Liberty is not indolence; it is a free use of time; it is to choose our labour and our relaxation; in one word, to be free is not to do nothing, but to be the sole judge of what we wish to do and to leave undone; in this sense liberty is a great boon.

(105.) Cæsar was not too old to think of conquering the entire world; his sole happiness was to lead a noble life and to leave behind him a great name; being naturally proud and ambitious, and enjoying robust health, he could not better employ his time than in subjugating all nations. Alexander was very young for so serious a design; it is surprising that women or wine did not sooner ruin the undertaking of a man of such tender years.[662]

(106.) A young prince, of an august race,[663] the love and hope of his people, granted by Heaven to prolong the felicity of this earth, greater than his ancestors, the son of a hero who is his exemplar, has by his divine qualities and anticipated virtues already convinced the universe that the sons of heroes are nearer being so than other men.[664]

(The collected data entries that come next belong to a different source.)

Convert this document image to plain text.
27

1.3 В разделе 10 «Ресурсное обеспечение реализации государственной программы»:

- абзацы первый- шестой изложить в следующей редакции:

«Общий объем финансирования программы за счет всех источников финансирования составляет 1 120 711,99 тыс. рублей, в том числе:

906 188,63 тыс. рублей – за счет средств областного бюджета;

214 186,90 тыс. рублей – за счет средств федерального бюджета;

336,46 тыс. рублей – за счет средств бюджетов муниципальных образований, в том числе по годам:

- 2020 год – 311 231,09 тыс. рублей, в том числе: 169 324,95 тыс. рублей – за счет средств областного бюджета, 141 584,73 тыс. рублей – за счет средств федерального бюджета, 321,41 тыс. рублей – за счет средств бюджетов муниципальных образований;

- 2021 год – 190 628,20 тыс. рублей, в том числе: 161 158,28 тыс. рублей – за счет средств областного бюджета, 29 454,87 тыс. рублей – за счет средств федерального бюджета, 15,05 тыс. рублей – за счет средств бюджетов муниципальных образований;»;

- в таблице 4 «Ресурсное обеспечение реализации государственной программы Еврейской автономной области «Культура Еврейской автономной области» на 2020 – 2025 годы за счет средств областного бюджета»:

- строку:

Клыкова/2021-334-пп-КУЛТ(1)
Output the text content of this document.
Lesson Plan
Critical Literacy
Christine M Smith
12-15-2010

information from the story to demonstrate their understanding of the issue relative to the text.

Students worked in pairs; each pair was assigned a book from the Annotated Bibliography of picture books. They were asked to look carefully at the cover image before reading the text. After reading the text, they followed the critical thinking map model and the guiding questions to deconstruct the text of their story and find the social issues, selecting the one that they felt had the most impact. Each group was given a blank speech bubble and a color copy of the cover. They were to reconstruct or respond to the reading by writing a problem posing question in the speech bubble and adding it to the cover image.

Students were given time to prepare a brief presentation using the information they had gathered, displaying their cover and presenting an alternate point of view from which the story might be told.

(107.) If the world is only to last a hundred million years, it is still in all its freshness, and has but just begun; we ourselves are so near the first men and the patriarchs, that remote ages will not fail to reckon us among them. But if we may judge of what is to come by what is past, what new things will spring up in arts, sciences, in nature, and, I venture to say, even in history, which are as yet unknown to us! What discoveries will be made! What various revolutions will happen in states and empires! What ignorance must be ours, and how slight is an experience of not above six or seven thousand years!

(108.) No way is too tedious for him who travels slowly and without being in a hurry; no advantages are too remote for those who have patience.

(109.) To court nobody, and not to expect to be courted by any one, is a happy condition, a golden age, and the most natural state of man.[665]

(110.) Those who follow courts or live in towns only care for the world; but those who dwell in the country care for nature, for they alone live, or at least know that they live.

(111.) Why this coldness, and why do you complain of some expressions which escaped me about some of our young courtiers? You are not vicious, Thrasyllus? If you are, it is unknown to me; but you yourself tell me so; what I do know is that you are no longer young.

You are personally offended at what I said of some great men, but you should not cry out when other people are hurt. Are you haughty, wicked, a buffoon, a flatterer, or a hypocrite? I protest I was ignorant of it, and did not think of you; I was speaking of men of high rank.